I have been catching up on this thread for the past couple of weeks and it has been GOLD. Vic is batshit insane and so unlikeable I feel absolutely no remorse for gawking at her failure to thrive. She is so OTT. My favourite claims:
  • NYU was “privileged” to have her as a disabled student when she clearly doesn’t read or have any leading edge thoughts or theories on anything of relevance.
  • Utterly horrifying transformation from pretty, svelte girl to overbaked potato.
  • Claims she needs streaming service to “stay alive” as if Netflix was oxygen.
  • Doesn’t say thank you when people open doors for her and is generally a smug twat.
  • HOW THE FUCK CAN YOU BE ALLERGIC TO ELECTROLYTES YOU LITERALLY NEED THEM TO LIVE?!?!
  • Claims that doctors are talking to “the most affected person they will ever encounter”. Yeah, affected with arrogance and a crippling case of Dunning Kruger.
  • Allergic to pred, but desperately wants and needs pred?!
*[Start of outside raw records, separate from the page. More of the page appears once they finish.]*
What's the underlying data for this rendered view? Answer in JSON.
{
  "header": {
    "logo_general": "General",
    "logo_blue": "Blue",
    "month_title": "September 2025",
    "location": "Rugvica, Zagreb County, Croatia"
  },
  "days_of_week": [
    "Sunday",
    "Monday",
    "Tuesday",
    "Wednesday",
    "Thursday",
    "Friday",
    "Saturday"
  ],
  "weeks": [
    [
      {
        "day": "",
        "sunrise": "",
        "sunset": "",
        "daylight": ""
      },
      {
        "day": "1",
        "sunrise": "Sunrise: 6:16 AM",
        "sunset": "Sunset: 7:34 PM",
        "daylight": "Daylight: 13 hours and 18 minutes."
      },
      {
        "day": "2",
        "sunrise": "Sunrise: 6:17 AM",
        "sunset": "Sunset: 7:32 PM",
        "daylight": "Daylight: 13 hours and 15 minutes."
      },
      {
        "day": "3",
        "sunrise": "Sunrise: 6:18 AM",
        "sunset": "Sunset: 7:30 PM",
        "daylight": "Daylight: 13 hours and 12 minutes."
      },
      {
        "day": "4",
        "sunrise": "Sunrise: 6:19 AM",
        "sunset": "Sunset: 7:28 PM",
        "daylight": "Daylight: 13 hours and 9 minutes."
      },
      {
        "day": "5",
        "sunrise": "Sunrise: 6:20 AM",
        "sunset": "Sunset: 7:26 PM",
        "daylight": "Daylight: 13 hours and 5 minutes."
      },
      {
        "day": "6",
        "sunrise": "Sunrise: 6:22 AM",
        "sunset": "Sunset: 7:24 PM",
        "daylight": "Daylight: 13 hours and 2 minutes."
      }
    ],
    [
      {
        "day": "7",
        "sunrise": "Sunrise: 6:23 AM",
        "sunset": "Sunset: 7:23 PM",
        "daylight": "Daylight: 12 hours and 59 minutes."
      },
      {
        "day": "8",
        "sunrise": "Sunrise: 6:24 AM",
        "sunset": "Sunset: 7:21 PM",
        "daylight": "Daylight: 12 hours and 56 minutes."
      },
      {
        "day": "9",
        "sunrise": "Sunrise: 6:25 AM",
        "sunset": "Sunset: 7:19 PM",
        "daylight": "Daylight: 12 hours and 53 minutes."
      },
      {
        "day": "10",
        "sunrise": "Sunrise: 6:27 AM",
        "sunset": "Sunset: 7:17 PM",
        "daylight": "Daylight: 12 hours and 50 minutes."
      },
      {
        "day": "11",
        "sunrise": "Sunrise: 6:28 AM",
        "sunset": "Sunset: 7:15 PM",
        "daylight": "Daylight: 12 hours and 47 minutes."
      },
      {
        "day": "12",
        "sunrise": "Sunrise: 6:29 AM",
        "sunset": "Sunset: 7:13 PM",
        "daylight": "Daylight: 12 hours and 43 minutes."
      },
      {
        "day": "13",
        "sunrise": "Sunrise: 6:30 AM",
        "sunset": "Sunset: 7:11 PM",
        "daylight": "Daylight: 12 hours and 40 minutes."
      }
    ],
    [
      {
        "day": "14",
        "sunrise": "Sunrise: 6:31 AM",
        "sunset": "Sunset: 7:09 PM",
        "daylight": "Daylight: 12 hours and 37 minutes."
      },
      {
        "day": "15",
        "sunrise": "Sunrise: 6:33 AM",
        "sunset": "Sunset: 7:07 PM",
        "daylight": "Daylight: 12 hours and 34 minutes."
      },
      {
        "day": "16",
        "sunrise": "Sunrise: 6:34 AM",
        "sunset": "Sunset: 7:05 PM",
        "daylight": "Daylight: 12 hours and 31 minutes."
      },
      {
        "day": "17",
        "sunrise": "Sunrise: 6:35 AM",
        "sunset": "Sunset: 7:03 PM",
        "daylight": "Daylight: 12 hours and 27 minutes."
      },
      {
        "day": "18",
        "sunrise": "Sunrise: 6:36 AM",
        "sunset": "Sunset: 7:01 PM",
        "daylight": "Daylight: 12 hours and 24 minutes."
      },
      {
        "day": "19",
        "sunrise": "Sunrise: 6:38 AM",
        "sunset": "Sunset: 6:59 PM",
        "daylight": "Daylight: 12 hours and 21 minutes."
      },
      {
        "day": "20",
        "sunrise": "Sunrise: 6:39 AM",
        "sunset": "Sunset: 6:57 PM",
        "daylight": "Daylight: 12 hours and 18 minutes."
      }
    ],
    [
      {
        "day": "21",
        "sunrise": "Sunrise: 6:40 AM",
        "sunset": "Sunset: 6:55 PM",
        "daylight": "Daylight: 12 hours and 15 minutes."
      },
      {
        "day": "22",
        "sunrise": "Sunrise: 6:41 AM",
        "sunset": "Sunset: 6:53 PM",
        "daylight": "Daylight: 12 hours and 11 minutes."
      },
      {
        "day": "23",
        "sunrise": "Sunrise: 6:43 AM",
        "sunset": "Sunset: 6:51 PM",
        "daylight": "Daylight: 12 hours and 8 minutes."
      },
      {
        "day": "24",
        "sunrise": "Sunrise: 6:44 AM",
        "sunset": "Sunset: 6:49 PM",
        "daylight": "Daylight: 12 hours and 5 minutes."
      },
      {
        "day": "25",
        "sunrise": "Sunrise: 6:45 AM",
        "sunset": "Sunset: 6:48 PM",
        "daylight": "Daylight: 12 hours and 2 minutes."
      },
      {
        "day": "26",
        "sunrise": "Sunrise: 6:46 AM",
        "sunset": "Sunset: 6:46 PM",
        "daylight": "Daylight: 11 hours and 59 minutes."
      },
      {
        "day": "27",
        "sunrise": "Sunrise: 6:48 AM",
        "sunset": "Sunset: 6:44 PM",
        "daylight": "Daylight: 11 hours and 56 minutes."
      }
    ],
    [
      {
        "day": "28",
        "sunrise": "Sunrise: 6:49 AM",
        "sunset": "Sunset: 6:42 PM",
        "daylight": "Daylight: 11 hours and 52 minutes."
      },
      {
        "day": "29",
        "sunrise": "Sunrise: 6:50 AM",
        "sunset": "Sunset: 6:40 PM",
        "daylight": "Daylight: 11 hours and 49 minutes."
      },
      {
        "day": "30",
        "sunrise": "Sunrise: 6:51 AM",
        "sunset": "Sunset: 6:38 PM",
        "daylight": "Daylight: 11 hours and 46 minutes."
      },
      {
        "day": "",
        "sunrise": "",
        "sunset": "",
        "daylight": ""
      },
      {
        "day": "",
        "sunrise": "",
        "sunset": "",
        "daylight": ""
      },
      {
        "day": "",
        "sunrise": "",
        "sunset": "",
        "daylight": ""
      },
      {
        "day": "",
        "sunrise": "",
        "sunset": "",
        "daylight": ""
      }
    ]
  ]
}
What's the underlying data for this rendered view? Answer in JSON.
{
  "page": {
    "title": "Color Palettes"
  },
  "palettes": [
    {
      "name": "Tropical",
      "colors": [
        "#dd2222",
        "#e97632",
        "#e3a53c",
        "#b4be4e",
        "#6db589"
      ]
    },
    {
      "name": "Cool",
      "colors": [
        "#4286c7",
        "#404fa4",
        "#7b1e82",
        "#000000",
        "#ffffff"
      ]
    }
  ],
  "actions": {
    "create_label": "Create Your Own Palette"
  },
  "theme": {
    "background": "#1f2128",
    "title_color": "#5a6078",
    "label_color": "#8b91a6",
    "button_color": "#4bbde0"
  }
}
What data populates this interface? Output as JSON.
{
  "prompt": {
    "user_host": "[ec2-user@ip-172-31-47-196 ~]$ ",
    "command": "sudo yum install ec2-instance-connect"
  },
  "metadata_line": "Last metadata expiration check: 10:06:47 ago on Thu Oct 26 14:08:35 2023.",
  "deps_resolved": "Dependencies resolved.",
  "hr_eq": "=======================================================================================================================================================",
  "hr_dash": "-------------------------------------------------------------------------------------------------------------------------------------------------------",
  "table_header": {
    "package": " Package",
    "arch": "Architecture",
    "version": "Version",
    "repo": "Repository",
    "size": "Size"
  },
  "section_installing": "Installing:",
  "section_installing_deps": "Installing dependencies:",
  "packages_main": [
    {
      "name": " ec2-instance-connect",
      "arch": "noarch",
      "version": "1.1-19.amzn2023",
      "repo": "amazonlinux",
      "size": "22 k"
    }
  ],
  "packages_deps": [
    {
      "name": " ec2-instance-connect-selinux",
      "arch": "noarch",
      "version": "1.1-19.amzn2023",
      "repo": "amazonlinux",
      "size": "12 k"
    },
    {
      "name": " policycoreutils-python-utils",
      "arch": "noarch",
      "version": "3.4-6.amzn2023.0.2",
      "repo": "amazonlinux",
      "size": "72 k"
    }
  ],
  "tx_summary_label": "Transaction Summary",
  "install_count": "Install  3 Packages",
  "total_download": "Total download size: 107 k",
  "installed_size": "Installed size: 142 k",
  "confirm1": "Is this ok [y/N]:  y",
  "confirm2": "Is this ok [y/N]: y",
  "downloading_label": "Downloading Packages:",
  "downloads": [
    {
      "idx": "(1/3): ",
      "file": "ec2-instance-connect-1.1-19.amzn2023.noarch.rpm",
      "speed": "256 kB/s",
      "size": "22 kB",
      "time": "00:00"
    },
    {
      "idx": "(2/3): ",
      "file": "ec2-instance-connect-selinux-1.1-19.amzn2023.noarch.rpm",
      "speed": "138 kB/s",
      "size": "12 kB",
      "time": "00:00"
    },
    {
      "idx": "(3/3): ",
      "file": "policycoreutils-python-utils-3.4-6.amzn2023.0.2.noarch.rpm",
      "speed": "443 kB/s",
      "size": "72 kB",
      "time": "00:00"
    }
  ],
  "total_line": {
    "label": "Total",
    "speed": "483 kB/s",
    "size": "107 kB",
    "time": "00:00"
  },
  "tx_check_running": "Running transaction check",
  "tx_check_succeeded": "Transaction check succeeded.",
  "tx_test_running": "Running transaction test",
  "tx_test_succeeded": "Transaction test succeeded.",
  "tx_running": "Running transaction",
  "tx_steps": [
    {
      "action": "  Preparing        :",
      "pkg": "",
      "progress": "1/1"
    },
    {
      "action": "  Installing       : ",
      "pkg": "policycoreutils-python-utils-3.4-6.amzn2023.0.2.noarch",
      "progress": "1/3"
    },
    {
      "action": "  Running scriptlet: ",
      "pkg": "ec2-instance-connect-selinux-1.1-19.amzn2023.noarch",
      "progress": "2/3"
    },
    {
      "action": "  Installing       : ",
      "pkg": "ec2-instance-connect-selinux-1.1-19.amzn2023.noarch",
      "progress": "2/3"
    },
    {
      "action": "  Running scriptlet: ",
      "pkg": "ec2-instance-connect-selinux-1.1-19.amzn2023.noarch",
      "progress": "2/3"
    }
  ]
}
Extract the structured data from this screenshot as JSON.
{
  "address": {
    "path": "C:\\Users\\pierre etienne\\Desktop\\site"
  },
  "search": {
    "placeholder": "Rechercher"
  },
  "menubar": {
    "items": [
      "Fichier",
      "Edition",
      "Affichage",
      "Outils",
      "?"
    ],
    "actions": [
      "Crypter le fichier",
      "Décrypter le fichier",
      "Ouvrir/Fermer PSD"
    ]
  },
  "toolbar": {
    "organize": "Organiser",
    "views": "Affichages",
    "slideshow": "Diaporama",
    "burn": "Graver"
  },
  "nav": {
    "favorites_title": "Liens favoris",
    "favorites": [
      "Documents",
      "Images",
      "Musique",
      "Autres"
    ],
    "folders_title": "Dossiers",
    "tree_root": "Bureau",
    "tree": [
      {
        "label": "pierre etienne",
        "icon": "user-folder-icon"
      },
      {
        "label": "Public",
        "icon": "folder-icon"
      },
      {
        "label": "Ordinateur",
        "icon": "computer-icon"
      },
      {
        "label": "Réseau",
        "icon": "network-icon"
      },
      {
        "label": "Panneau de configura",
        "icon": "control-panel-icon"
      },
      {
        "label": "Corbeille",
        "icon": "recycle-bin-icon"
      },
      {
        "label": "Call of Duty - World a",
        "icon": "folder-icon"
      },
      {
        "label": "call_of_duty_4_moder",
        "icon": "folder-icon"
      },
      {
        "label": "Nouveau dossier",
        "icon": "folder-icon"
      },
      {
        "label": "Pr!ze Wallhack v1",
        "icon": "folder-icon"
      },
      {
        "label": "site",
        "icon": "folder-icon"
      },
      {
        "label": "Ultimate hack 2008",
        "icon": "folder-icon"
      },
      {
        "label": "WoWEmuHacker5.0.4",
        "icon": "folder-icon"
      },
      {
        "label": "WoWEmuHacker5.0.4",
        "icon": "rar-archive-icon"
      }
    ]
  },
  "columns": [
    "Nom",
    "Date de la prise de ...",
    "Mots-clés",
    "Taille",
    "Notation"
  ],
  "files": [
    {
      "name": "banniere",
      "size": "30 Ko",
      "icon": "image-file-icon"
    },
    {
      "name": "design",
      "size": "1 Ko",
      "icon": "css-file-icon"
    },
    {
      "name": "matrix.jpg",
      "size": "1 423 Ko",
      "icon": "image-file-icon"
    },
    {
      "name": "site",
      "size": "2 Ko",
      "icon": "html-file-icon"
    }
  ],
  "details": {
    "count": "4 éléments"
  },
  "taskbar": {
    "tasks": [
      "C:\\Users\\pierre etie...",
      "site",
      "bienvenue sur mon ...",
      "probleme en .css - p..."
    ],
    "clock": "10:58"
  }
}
  • Thinks she has IBD, then autoimmune, and now MG but no rheum seems eager to treat her. She knows you don’t fuck about with autoimmune disease, right? Like, if she was actually dying they would be getting her on massive emergency doses of pred to suppress her immune system before it killed her?
  • 🤮 “I don’t want to be taken off life support even if I am in a vegetative state because I think caring for a person in the community is the most beautiful thing there is”. Fuck, she is so deluded. She absolutely needs to volunteer at a nursing facility and see the reality of people on long -term life support, literally wasting away while their loved ones come and see them out of love, then guilt, then less as life inevitably moves on.
  • Her accommodations list from her stint in Florida is insane. Why does she claim she can’t walk and needs the power chair? I’ve forgotten already!
  • Wants to be an academic. LMAO I would love to see her try and balance a full teaching schedule, writing papers, presenting and networking at conferences, applying for funding grants, and participating in college admin all while being massively underpaid. She can’t even submit an undergrad essay successfully.
  • How did she almost die from being homeless? She’s never slept on the streets, never gone hungry for more than a few hours, never been without an internet connection.
  • Claims of being “within a couple of minutes of death” all the time. No, you were not! You did not die because you were not dying!
  • So frustrated with her criticism of her parents. She is lucky to have a family - lots of people have their parents die young and don’t have the luxury of a trust fund to fall back on. She is so ungrateful for the privilege in her life.
  • Clearly has never experienced anaphylaxis and would not be live tweeting through it. Flushing is not a reason for an epi!
  • Doesn’t eat any food that is at all advised for gastroparesis.
  • Allergic to citric acid! ROFL she is batshit insane.
I look forward to future lols. If anyone can recommend similar threads I would be grateful- already on the munchie one.
 
If anyone can recommend similar threads I would be grateful
I also recommend Steph Cianfriglia if you've not discovered that thread yet. Same failure to launch, same batshit insanity.